= Édgar Silva =

Costa Rican journalist (born 1967)

Édgar Silva (born Édgar Arturo Silva Loáiciga in October 1967 in Liberia, Guanacaste, Costa Rica) is a Costa Rican journalist who works for Teletica, the largest TV station in Costa Rica.

He is known for been the major referent of journalism of his country.

His major role in the station since November 1998 has been co-hosting daily-morning show "Buen Día" with Adriana Durán, as well as hosting the New Year's-coming show "El Chinamo" for the last couple of years.

== Early life ==
Silva spent his childhood in the city of Liberia, in the northwestern province of Guanacaste. He attended Ascensión Esquivel Elementary school during first grade, and John F. Kennedy Laboratory School from second until sixth grade where he finished his elementary education. He attended Liberia Laboratory Liceum during his high school years.

==Journalism in Costa Rica==
After graduating from high school, Silva moved to San Jose to study at the University of Costa Rica, where he graduated with a BA in Journalism. Even before graduating, he worked as a reporter for the TV show "En Vivo at 5", and since 1991 as a news reporter for Telenoticias.

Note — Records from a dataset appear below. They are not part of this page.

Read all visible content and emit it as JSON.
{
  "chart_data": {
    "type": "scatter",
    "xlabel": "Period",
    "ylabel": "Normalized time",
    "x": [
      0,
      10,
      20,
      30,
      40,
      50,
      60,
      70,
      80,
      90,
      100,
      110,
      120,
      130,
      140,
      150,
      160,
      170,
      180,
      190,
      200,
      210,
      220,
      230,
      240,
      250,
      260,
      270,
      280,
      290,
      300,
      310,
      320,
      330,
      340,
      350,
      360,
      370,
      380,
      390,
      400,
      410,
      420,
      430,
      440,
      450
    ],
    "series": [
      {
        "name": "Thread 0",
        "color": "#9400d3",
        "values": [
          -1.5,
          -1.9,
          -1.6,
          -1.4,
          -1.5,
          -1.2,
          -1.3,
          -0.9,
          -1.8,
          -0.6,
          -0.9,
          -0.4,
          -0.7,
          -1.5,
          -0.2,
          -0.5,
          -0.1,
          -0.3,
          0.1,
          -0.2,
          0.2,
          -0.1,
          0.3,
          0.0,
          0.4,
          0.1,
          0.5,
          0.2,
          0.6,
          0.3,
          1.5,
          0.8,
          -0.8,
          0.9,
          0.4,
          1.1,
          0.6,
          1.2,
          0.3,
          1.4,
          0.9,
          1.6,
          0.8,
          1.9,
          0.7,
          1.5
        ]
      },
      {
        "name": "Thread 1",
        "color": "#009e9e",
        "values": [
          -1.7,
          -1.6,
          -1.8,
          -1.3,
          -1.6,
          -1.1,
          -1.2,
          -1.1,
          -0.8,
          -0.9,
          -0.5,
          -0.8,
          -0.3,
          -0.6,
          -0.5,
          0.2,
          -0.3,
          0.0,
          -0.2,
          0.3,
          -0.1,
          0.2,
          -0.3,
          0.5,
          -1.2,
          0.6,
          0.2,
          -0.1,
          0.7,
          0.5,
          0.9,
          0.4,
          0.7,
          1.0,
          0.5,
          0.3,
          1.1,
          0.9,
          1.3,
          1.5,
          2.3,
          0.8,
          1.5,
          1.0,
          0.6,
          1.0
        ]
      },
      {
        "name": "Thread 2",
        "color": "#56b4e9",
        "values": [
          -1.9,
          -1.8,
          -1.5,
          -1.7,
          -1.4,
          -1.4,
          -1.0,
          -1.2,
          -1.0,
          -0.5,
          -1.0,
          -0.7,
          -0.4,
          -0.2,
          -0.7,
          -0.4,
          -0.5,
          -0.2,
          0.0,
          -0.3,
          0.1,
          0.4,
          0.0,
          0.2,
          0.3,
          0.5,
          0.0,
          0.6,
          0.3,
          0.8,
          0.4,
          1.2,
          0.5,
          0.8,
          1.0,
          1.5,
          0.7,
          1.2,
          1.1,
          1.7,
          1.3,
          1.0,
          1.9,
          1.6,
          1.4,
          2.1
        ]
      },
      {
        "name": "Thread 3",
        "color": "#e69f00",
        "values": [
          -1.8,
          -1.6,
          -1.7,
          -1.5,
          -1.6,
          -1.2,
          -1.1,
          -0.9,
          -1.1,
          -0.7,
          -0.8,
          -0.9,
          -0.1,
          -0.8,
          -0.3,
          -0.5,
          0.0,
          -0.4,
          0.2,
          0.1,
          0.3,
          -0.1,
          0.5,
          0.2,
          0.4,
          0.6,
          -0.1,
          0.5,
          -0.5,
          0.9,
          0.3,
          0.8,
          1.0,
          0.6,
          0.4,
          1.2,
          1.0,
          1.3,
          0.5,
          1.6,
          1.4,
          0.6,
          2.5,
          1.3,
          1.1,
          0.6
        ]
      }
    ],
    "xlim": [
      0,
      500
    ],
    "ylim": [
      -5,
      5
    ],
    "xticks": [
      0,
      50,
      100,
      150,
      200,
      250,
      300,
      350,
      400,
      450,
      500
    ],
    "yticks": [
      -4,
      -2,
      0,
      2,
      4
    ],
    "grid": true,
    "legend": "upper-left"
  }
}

Whilst working for Telenoticias he covered many different subjects: politics, economy, legislation, community support and important events, although he is better known for his documentaries as well as his role as an entertainment reporter. During 4 years he interviewed many known artists such as Ricky Martin, Alejandro Fernández, Gloria Estefan, Julio Iglesias, Yuri, Chayanne, Manuel Mijares and many others, both in Costa Rica and other countries. Germany, Spain, Peru, Guatemala, Honduras, Nicaragua, Panama as well as most of the United States, are some of the countries he has visited along his reporter career with Teletica.

He covered the Limon earthquake in 1991, the kidnapping of the Supreme Court magistrates, and the Presidential elections of 1994, 1998 and 2006, normally sent to report from. Since 1992, he has been in charge of the coverage of all space flights in which Costa Rican-American astronaut Franklin Chang-Díaz had participated. He also reported the arrival of Pathfinder space vehicle to Mars from United States. Other assignments include the Annular Eclipse on December 14, 2001 broadcast live from Nosara Beach, Guanacaste. Conduction of the Miss Costa Rica 2004 beauty contest alongside Mariamalia Jacobo was praised by the entertainment media.

Silva has received many awards in his career as a journalist, such as the "Best Documentary for Central American Television" prize given by Florida International University in 1992. ACAN-EFE has honored him for different special reports in 1992 and 1997.

Edgar Silva, married Karla Montero in April 2001. He currently resides in Heredia but he often visits his hometown, Liberia, to visit his mother. He has said to support "Municipal Liberia", Liberia's soccer team in the Costa Rican National Soccer Championship.